Polyglotism - Notable Dead Reputed Polyglots

Notable Dead Reputed Polyglots

It's generally impossible to prove the language abilities of dead people, and the claims are not backed up with reliable evidence of how the claims were confirmed. In fact, the claims often don't even mention which hundred languages the person supposedly spoke, how well they spoke them, or how they learned them (without the internet or modern dictionaries, and in a time of much less travel and cosmopolitanism).

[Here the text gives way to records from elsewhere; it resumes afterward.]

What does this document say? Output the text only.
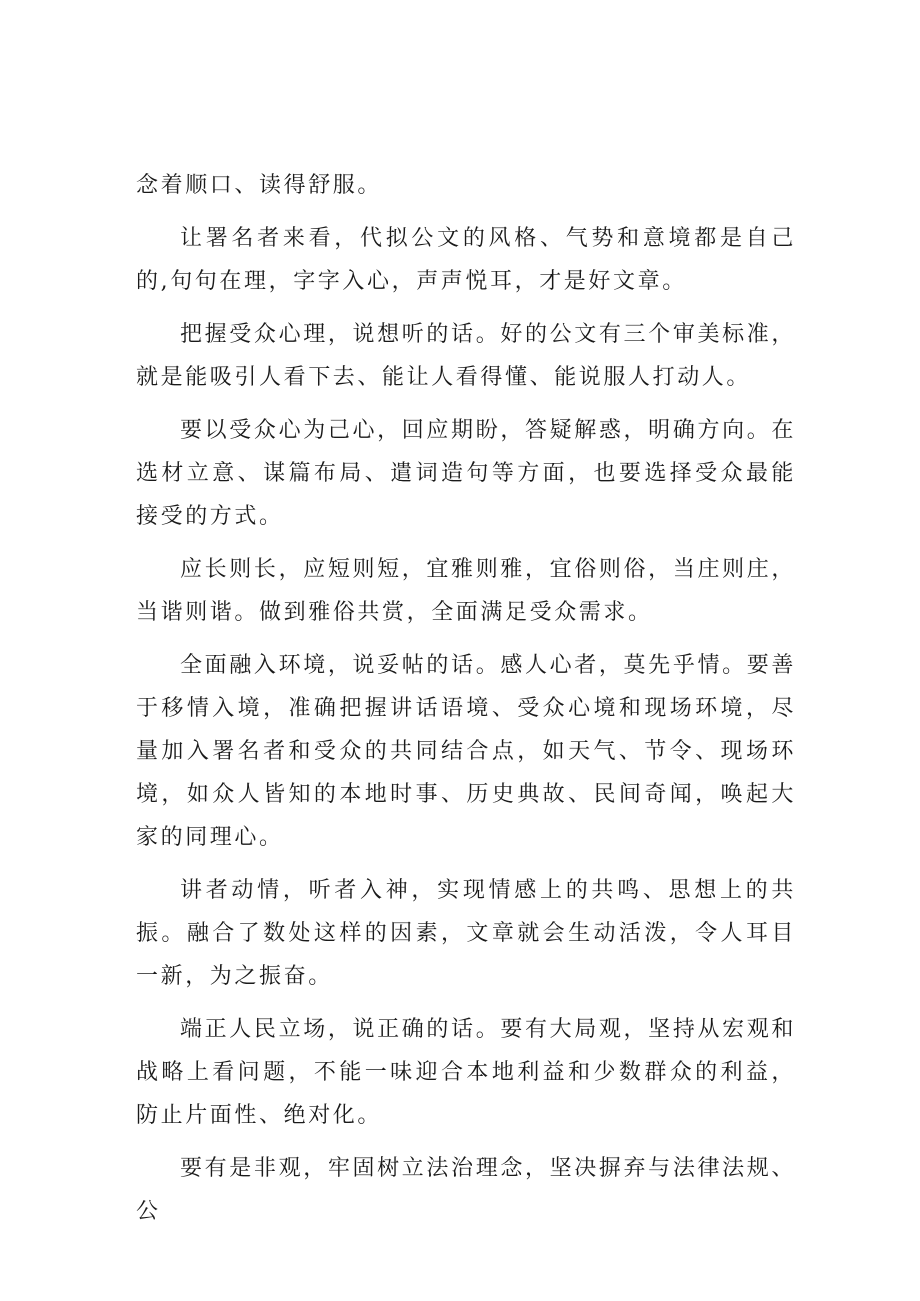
念着顺口、读得舒服。

让署名者来看，代拟公文的风格、气势和意境都是自己的,句句在理，字字入心，声声悦耳，才是好文章。

把握受众心理，说想听的话。好的公文有三个审美标准，就是能吸引人看下去、能让人看得懂、能说服人打动人。

要以受众心为己心，回应期盼，答疑解惑，明确方向。在选材立意、谋篇布局、遣词造句等方面，也要选择受众最能接受的方式。

应长则长，应短则短，宜雅则雅，宜俗则俗，当庄则庄，当谐则谐。做到雅俗共赏，全面满足受众需求。

全面融入环境，说妥帖的话。感人心者，莫先乎情。要善于移情入境，准确把握讲话语境、受众心境和现场环境，尽量加入署名者和受众的共同结合点，如天气、节令、现场环境，如众人皆知的本地时事、历史典故、民间奇闻，唤起大家的同理心。

讲者动情，听者入神，实现情感上的共鸣、思想上的共振。融合了数处这样的因素，文章就会生动活泼，令人耳目一新，为之振奋。

端正人民立场，说正确的话。要有大局观，坚持从宏观和战略上看问题，不能一味迎合本地利益和少数群众的利益，防止片面性、绝对化。

要有是非观，牢固树立法治理念，坚决摒弃与法律法规、公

With that said, the following are people whose names are associated with claims of massive multilingualism:

  • John Bowring (1792–1872), an English political economist and the 4th Governor of Hong Kong.
  • Dr Abdul Rahman Ghassemlou (1930–1989), a Middle Eastern political activist and economist who could speak 6 different languages fluently. He mastered 7 languages including his mothertongue.
  • Hans Conon von der Gabelentz (1807–1874), a German linguistic researcher who worked on more than 80 languages.
  • Utpal Dutt (1929–1993), an Indian actor, director, and writer-playwright and author. He could speak 8 languages.
  • Cleopatra VII (69-30 B.C.), the last ruling Pharaoh of Ancient Egypt. According to the Roman biographer Plutarch, she could speak 9 languages and was the only member of her dynasty who could speak Egyptian as well as her native Greek.
  • Friedrich Engels (1820–1895), a German-English industrialist, social scientist, and father of Marxist theory alongside Karl Marx. He mastered over 20 languages.
  • Nicolae Iorga (1871–1940), a Romanian historian, politician, literary critic, memoirist, poet, and playwright. He could speak Aromanian, Romanian, French, Italian, Latin, and Greek fluently at the age of fifteen.
  • Emil Krebs (1867–1930), a German polyglot and sinologist. He mastered 68 languages in speech and writing and studied 120 other languages.
  • Uku Masing (1909–1985), an Estonian linguist, theologian, ethnologist, and poet. He was claimed to know approximately 65 languages, and could translate 20.
  • Giuseppe Caspar Mezzofanti (1774–1849), an Italian Cardinal. He supposedly spoke 39 languages fluently.
  • John Milton (1608–1674), an English poet famous for his epic Paradise Lost. Milton could speak English, Latin, French, German, Greek, Hebrew, Italian, Spanish, Aramaic, and Syriac. He was also proficient in Old English. He coined 630 terms in the English language.
  • Mario Pei (1901–1978), an Italian-American linguist and writer. He was claimed to be fluent in at least 38 languages and acquainted with the structure of more than 100.
  • P. V. Narasimha Rao (1921–2004), Indian lawyer, politician, and activist who served as the ninth Prime Minister of India (1991–1996). In addition to eight Indian languages (Telugu, Hindi, Urdu, Oriya, Marathi, Bengali, Gujarati, Tamil), he spoke English, French, Arabic, Spanish, German, Greek, Latin and Persian.
  • Pope John Paul II (1920-2005) Pope John Paul II was fluent in many languages: his native Polish, as well as Italian, French, German, English, Spanish, Portuguese, Russian, Croatian, Ancient Greek and Latin. On Easter Sunday, he would often give Easter Greetings to assembled Christians in their own language, for example, he would say "Happy Easter" in Japanese.
  • Dr José Rizal (1861–1896), a Filipino national hero, optometrist, artist, author, and scientist who could speak 22 languages.
  • R.M.P. Sosrokartono (1877–1918), a translator and war correspondent for the The New York Herald Tribune. He was claimed to speak 34 languages (24 non-Indonesian languages, 10 local Indonesian languages).
  • Heinrich Schliemann (1820-1890), a German archaeologist who excavated Troy and Mycenaean civilizations, could speak German, English, French, Dutch, Italian, Portuguese, Spanish, Polish, Swedish, Greek, Latin, Russian, Arabic, and Turkish.
  • Teresa Tang (1953-1995), Taiwanese singer. She has recorded songs in, and fluent in Mandarin, Taiwanese, English, Japanese, Vietnamese, Indonesian. She can also speak Sichuan dialect, Shandong dialect, Malay & French.
  • Nikola Tesla (1856–1943), a Serbian-American inventor, physicist, mechanical engineer, and electrical engineer. He could speak Serbo-Croatian, Czech, English, French, German, Hungarian, Italian, and Latin.
  • Noah Webster (1758–1843), a lexicographer, English spelling reformer, and author. He mastered 23 languages.
  • Harold Williams (1876–1928), a New Zealand journalist and linguist. He was claimed to speak more than 58 languages.
  • Ernesto de la Peña (1927-2012), was a Mexican linguist and writer. He was claimed to speak 33 languages, including Russian, Hebrew, Italian, German, French, Classic Greek and Latin. He was also a great translator and a polymath.